There, a case involving multiple layers of interconnected luxury car sellers, the plaintiff car seller sued another seller for breach of contract when the defendant’s failed to deliver a $100k Mercedes to the plaintiff.
The defendant blamed one of its vendors’ for failing to produce the car. That vendor, in turn, cited the embezzlement of one of its sellers as the cause of the breach.
The defendant argued that since it couldn’t control the various parties involved in acquiring the car, it was immunized from liability under the impossibility and commercial frustration defenses.
The court rejected the defenses and entered judgment for the plaintiff for the full amount paid for the no-show Mercedes.
The defendant first made a procedural challenge to plaintiff’s suit. It argued that since the plaintiff never formally responded to defendant’s affirmative defenses, the plaintiff waived its challenge to them. The court quickly disposed of this argument. While under Illinois law, the failure to object to an affirmative defense can result in the admission of the defense and a waiver of a right to contest it, this isn’t the case in Federal cases.
This is because Federal procedural rules govern Federal cases and under FRCP 8(b), if a responsive pleading isn’t required, an allegation in a defense is considered denied or avoided. Moreover, FRCP 7(a) specifies the types of pleadings that are allowed and a reply to an affirmative defense isn’t one of them. As a result, affirmative defenses raised in an answer are automatically deemed denied in the Federal scheme since no reply to affirmative defenses are permitted (unless ordered by the court).
The defendant’s impossibility of performance and commercial frustration defenses also failed substantively.
The impossibility doctrine applies where there is an unanticipated circumstance that makes performance “vitally different” from what was or should have been within the reasonable contemplation of the parties. Impossibility applies in very limited situations – parties to a contract normally must adhere to the agreement terms and subsequent contingencies that aren’t spelled out in a contract won’t invalidate the contract.
What’s more, the fact that a promisor can’t control the acts of a third party won’t trigger the impossibility defense unless the contract explicitly says so.
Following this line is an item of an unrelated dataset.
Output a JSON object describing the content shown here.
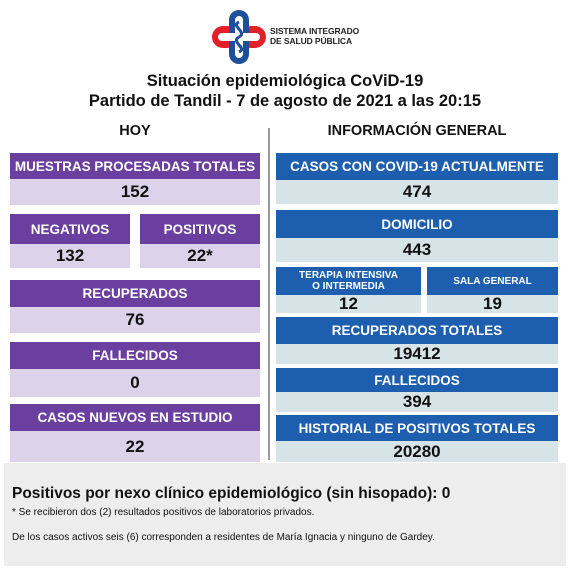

What’s more, a contracting promisor isn’t absolved of his obligations due to a third party’s failure to perform.
The court found the defendant’s impossibility defense lacking since it was (or should have been) foreseeable that the defendant’s supplier would have failed to deliver the car for any number of reasons.
(**3-4).
The defendant’s related defense of “commercial frustration” also fell short. This defense applies in two circumstances: (1) where a frustrating event isn’t foreseeable and (2) that event totally or almost totally destroys the value of the party’s performance. An example of this is where the destruction of a building terminates the lease.
Like impossibility, commercial frustration applies sparingly; it is only where a party’s performance is rendered “meaningless” due to the unforeseen circumstance that the contract terminates. The defense becomes operative where a contract assumes the continued existence of a certain state of things and that state of things ceases to exist.
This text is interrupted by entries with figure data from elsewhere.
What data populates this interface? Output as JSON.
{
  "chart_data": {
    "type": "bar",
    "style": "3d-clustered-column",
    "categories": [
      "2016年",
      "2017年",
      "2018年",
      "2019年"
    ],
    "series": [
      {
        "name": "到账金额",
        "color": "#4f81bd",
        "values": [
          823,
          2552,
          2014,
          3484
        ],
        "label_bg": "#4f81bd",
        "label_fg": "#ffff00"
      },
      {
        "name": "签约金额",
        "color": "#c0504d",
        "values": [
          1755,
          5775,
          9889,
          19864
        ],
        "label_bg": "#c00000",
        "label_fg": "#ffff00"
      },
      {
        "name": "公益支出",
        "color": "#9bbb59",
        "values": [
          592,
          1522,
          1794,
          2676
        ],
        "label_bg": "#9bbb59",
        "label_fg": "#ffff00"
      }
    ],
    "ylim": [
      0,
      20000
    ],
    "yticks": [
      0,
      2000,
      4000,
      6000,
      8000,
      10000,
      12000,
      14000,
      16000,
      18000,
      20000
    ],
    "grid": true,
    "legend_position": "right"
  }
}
A successful commercial frustration defense voids the contract and requires any monies paid to be returned to the paying party.
The court discarded the defendant’s commercial frustration defense on the basis that the defendant could have foreseen that its supplier would have failed to tender the Mercedes. Since the defendant failed to negotiate this possibility into the contract, the defense failed. (**5-6).
Take-aways:
The procedural lesson is that a formal response to an affirmative defense isn’t required in Federal court unless required by the court.
The case’s chief legal point is that in contracts where a party’s performance is dependent on that of a third party/parties, the party should spell this out in the contract. Failing that, the contract will likely be enforced as written even though the breach is caused by someone’s else’s failure to perform.